Good News: Nigella Lawson is back on TV. Her new show, a reality-style culinary competition called The Taste, debuted on Wednesday night on ABC and it was wonderful to see her again. The show itself may be a nearly unwatchable mishmash of hackneyed reality TV contrivances, but it’s worth tuning in just for Nigella’s screen time. In the debut episode, when she was profiled in a “meet the judges” segment, the first thing she said, unabashed, was “I love fat!”
Last week via her blog, Nigella informed her fans that when The Taste’s photo production types attempted to eliminate the round curve of her midsection from the show’s promotional images, the Domestic Goddess refused. “I was very strict and English and told them they weren’t allowed to airbrush my tummy out,” she wrote.
The photo would have been only slightly different if they had gone ahead and done it. Her tummy is barely noticeable even in her snug red cocktail dress. Like a lot of women, Nigella’s weight seems to fluctuate often and she is clearly going through a slimmer period right now. Her weight loss—from a size 18 to a size 12—has been well documented in the British tabloids, of course. Perhaps being on a major TV show makes a person more self conscious about her lifestyle choices regarding diet and exercise. But I still think it’s noteworthy and laudable that she resisted the pressure to have her figure photoshopped into an even thinner, unreal silhouette.

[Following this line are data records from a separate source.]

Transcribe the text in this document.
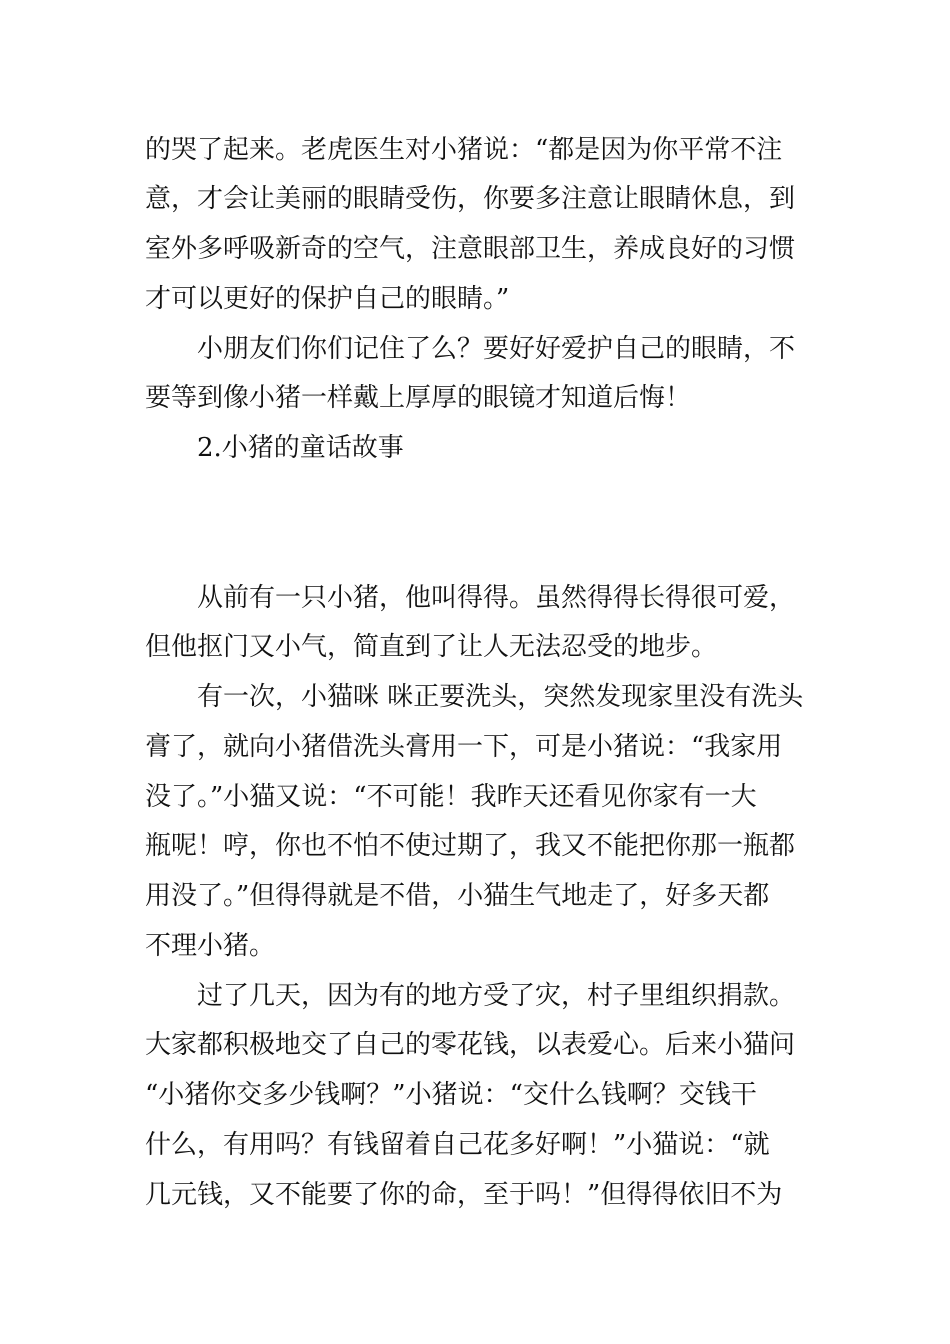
的哭了起来。老虎医生对小猪说：“都是因为你平常不注
意，才会让美丽的眼睛受伤，你要多注意让眼睛休息，到
室外多呼吸新奇的空气，注意眼部卫生，养成良好的习惯
才可以更好的保护自己的眼睛。”
小朋友们你们记住了么？要好好爱护自己的眼睛，不
要等到像小猪一样戴上厚厚的眼镜才知道后悔！
2.小猪的童话故事
从前有一只小猪，他叫得得。虽然得得长得很可爱，
但他抠门又小气，简直到了让人无法忍受的地步。
有一次，小猫咪 咪正要洗头，突然发现家里没有洗头
膏了，就向小猪借洗头膏用一下，可是小猪说：“我家用
没了。”小猫又说：“不可能！我昨天还看见你家有一大
瓶呢！哼，你也不怕不使过期了，我又不能把你那一瓶都
用没了。”但得得就是不借，小猫生气地走了，好多天都
不理小猪。
过了几天，因为有的地方受了灾，村子里组织捐款。
大家都积极地交了自己的零花钱，以表爱心。后来小猫问
“小猪你交多少钱啊？”小猪说：“交什么钱啊？交钱干
什么，有用吗？有钱留着自己花多好啊！”小猫说：“就
几元钱，又不能要了你的命，至于吗！”但得得依旧不为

Letting just the small amount of belly she insisted remain in the photo is a welcome act of body activism in a media world where—with astonishingly few exceptions—it often seems like only the most punishingly thin women are permitted to exist, or at least be seen on the small screen. By TV standards, even a skinny Nigella is unacceptably full figured.
Now 52, Nigella has been resisting the pressure to be thin her entire career. Often I imagine what her meetings at British Vogue were like when she was a columnist there. Fashion magazines are notorious for their anorexia-inducing culture. Did the always-dieting fashion editors skitter into the far corners of the office, fearful that Nigella might float in on a high-calorie cloud of powdered sugar and tempt them with warm cupcakes? Were they jealous that Nigella had negotiated a career and life in which she was perceived as both beautiful and successful, while having permission to lick the frosting-coated spoon? Did they worry her celebrated appetite was contagious?
In her interviews and on TV shows, she never fails to position her passion for food, eating and cooking, as a central and cherished aspect of her identity. Though her suggestive shtick, with all her trademark cooing and molesting of ingredients, can easily be seen as disempowering to women, I actually have always found it inspiring.
Nigella’s foodie burlesque isn’t the usual conflation of sex and food, like the cliché magazine profile that kicks off with a description of the size-zero starlet du jour relishing her cheeseburger. Skinny women have always had permission to eat. A good appetite in a tiny body is sexy. But Nigella made it plausible to be hungry, sexy, and full figured, too. If going a bit over the top with her moaning and flirting made that image stick, made her an icon of the food world, I can live with some pandering to the boys.
I’ve also had debates with those who contend that Nigella isn’t a positive influence because of her weight fluctuations. If anything, some claim, she’s a bad influence because she admits to dieting. It’s true I’d rather live in a world where no one ever felt compelled to undertake a weight loss regime, but that isn’t the world we actually have. Her honesty about the realities of being a woman in the spotlight only makes her more relatable.
In December of 2011, not long after she was photographed on the beach wearing a full-body-coverage swim suit, the kind made for women who usually wear burkas, she reportedly told the Daily Mirror that there are times she wants to lose weight. “I suppose the difference is I don’t want to be as thin. Greed always outweighs my vanity,” she reportedly went on to say. And to her credit, she has never dieted away her defining softness and curves.
In her breakthrough book, How to Eat, she includes an entire chapter on eating for weight loss, writing, “For all my long-held beliefs that fat was a feminist issue … and the intolerance of the unthin was dangerous, I have to admit that I felt awful when I put weight on after the birth of my first child and better when I lost it.” This is the very cognitive dissonance that torments the smartest women I know as they try unsuccessfully to square their desire to reject an unfair and unhealthy beauty standard with the ever present cultural pressure to be thin.
I can tell you from a lifetime of body image anguish: The battle of the bulge is nothing compared to the battle between the urge to diet and a longing for self acceptance. Nigella grapples openly, or at least publicly, with this issue, and I respect her even more for it. I hate it when women pretend it isn’t a struggle because I’m pretty sure they are lying.
For years I kept magazine photos of Nigella, in states varying from relative trimness to pleasantly plump, to remind myself that, in spite of all the cultural messaging to the contrary, it isn’t necessary to be thin to be a successful woman. She has been, for me at least, an icon of beauty and power, self-acceptance, and authenticity. And even though I’m now 35 years old, I still wish I could grow up to be exactly like her.